What’s Changing: Category-Wise Fare Hike
The revised per-kilometre increase applies only beyond 215 km and is structured as follows:
Ordinary class: 1 paisa per kilometre
Mail–Express (Non-AC): 2 paise per kilometre
AC classes (all categories): 2 paise per kilometre
The Railways clarified that suburban train services and MST fares remain unchanged, safeguarding lakhs of daily passengers who depend on trains for work and education.
Patna–Delhi Travel to Get Costlier
For passengers travelling between Patna and Delhi, a distance of roughly 1,000 kilometres, the revised fares translate into:
Rs 10 extra for Jan Sadharan or ordinary express trains
Around Rs 20 more for Sampoorna Kranti, Rajdhani, and Vande Bharat services
Officials maintain that the hike is nominal and unlikely to significantly affect overall travel budgets.

Second Fare Revision in a Year
This is the second fare adjustment within a year.
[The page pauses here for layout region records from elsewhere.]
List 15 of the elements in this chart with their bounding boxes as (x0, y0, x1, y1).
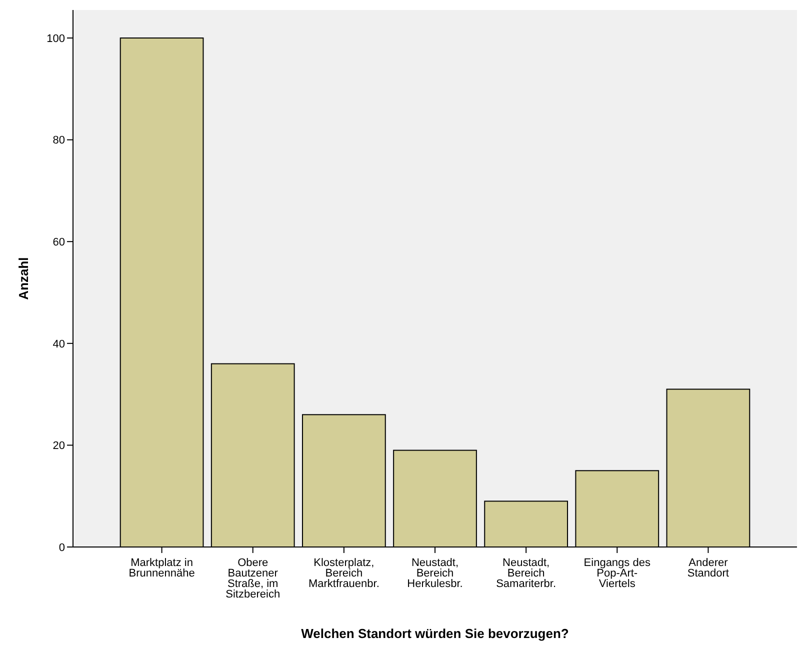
x-tick-label: Marktplatz in Brunnennähe (128, 557, 195, 580)
x-tick-label: Obere Bautzener Straße, im Sitzbereich (226, 557, 280, 600)
y-tick-label: 40 (52, 338, 65, 350)
x-tick-label: Anderer Standort (687, 557, 730, 580)
x-tick-label: Neustadt, Bereich Samariterbr. (496, 557, 556, 590)
y-tick-label: 100 (46, 32, 65, 45)
y-tick-label: 60 (52, 236, 65, 248)
x-tick-label: Eingangs des Pop-Art-Viertels (584, 557, 651, 590)
y-tick-label: 20 (52, 440, 65, 452)
y-tick-label: 0 (58, 542, 65, 554)
x-axis-title: Welchen Standort würden Sie bevorzugen? (301, 626, 569, 641)
x-tick-label: Neustadt, Bereich Herkulesbr. (407, 557, 463, 590)
x-tick-label: Klosterplatz, Bereich Marktfrauenbr. (308, 557, 380, 590)
y-axis-title: Anzahl (16, 257, 31, 300)
y-tick-label: 80 (52, 134, 65, 147)
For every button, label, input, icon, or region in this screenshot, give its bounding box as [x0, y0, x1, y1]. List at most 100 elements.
Earlier, from July 1, long-distance fares were revised with:
1 paisa per km hike for Mail–Express trains
2 paise per km hike for AC classes
Combined, passengers are now seeing an annual adjustment of 2–3 paise per kilometre on long-distance routes.
Why the Railways Raised Fares
Railway officials cited rising expenditure and long-term sustainability as key reasons behind the decision:
Human resource cost: Rs 1.15 lakh crore
Pension expenditure: Rs 60,000 crore
Total operating cost (FY 2024–25): Rs 2.63 lakh crore
At the same time, Indian Railways continues to expand networks, introduce modern trains, and invest heavily in safety upgrades.
Revenue Boost and Operational Strength
The fare rationalisation is expected to generate around Rs 600 crore in additional revenue this financial year. Officials also highlighted the Railways’ growing operational capacity, noting that India is now the world’s second-largest freight-carrying railway, and successfully operated over 12,000 special trains during the festive season.
What It Means for Passengers
By protecting short-distance travellers and daily commuters, the Railways has attempted to strike a balance between financial sustainability and social responsibility. However, experts warn that repeated hikes—even if small—may gradually impact budget-conscious long-distance passengers.